Design Engineering

UVic buoy aims to advance wind energy for off-grid communities

By DE staff   

General Sustainability Energy

Wind data gathering instrument to optimize offshore wind power generation along B.C. coastline.

Designed by UVic’s PRIMED lab, this wind data gathering buoy is due to launch off the B.C. coast in November.
(Photo credit: AXYS Technologies)

Researchers at the University of Victory announced they will launch a 9-foot tall wind data gathering bouy later this month off the B.C. coastline near Trial Island. Over a six-month period, the 5,500 kg instrument will use a wind turbine and a 3D laser-scanning system, as well as meteorological and oceanographic sensors, to gather live data about wind speed and behavior. The hope is that the project will fill a knowledge gap that has prevented offshore floating turbines from being used more widely.
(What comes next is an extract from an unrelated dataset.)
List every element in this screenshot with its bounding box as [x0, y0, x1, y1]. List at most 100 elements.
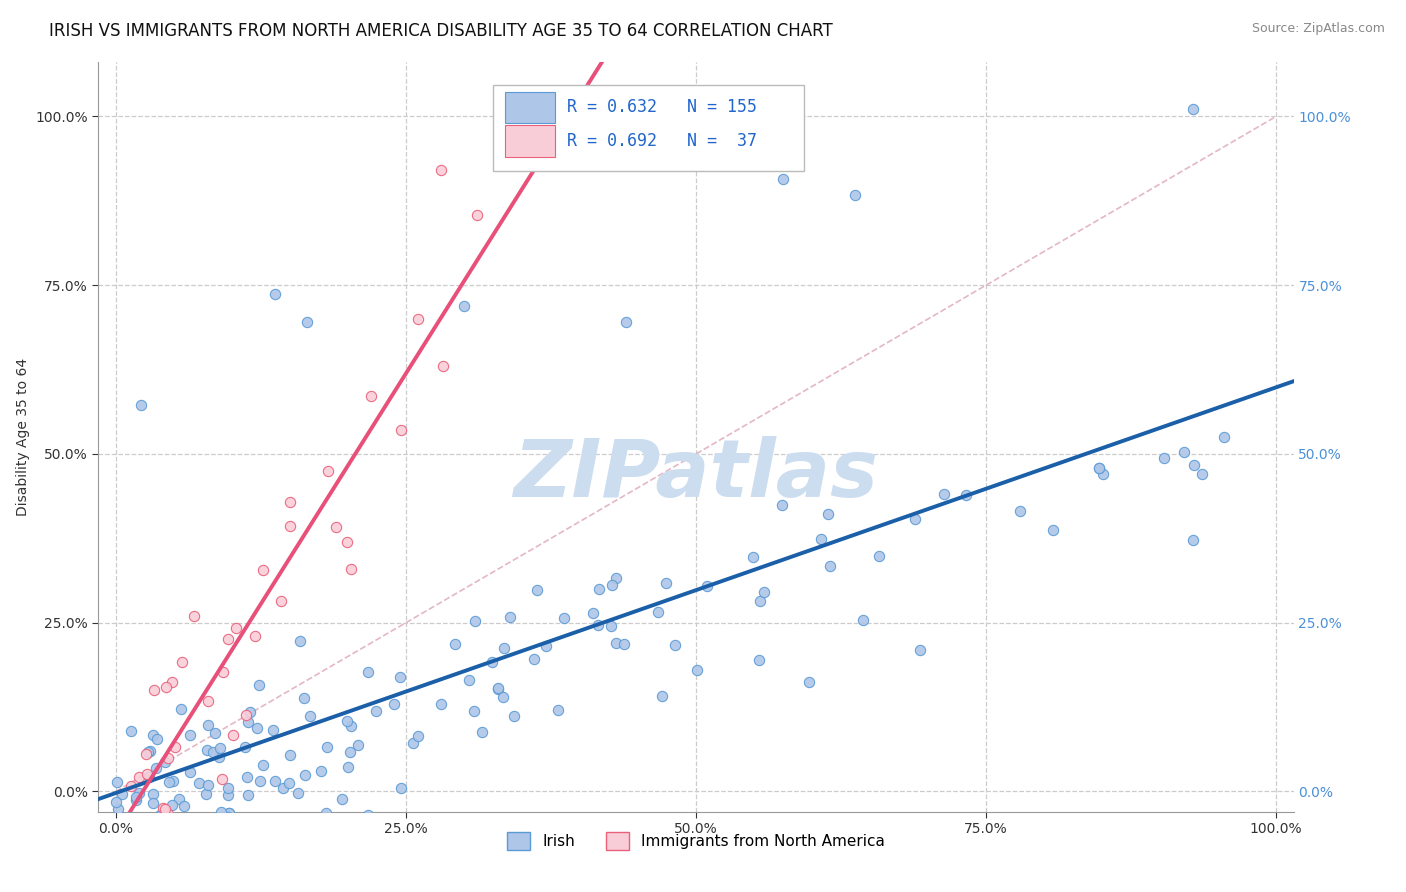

Constructed by Sidney, B.C.-based AXYS Technologies, the bouy is the brainchild of the university’s Pacific Regional Institute for Marine Energy Discovery (PRIMED) lab, headed by UVic mechanical engineering professors, Brad Buckham and Curran Crawford. According to the researchers, the hope is that greater utilization of offshore wind power will help remote B.C. coastal communities replace or reduce their reliance on diesel fuel.

According to Buckham, despite wind energy gaining ground as a power source, offshore turbines haven’t experienced the rate of adoption as land-based turbines. This is mostly due, he says, a lack of data needed by industry to develop accurate, certifiable and insurable technologies.

“This buoy will be in place for a sustained period as part of a data collection campaign for the purpose of trying to support a floating offshore wind industry,” says Buckham.


This research was supported as a part of UVic’s Canadian-Pacific Robotic Ocean Observing Facility (C-PROOF), a project funded by the Canadian Foundation for Innovation and BC Knowledge Development Fund to build ocean observing capacity off the BC coast.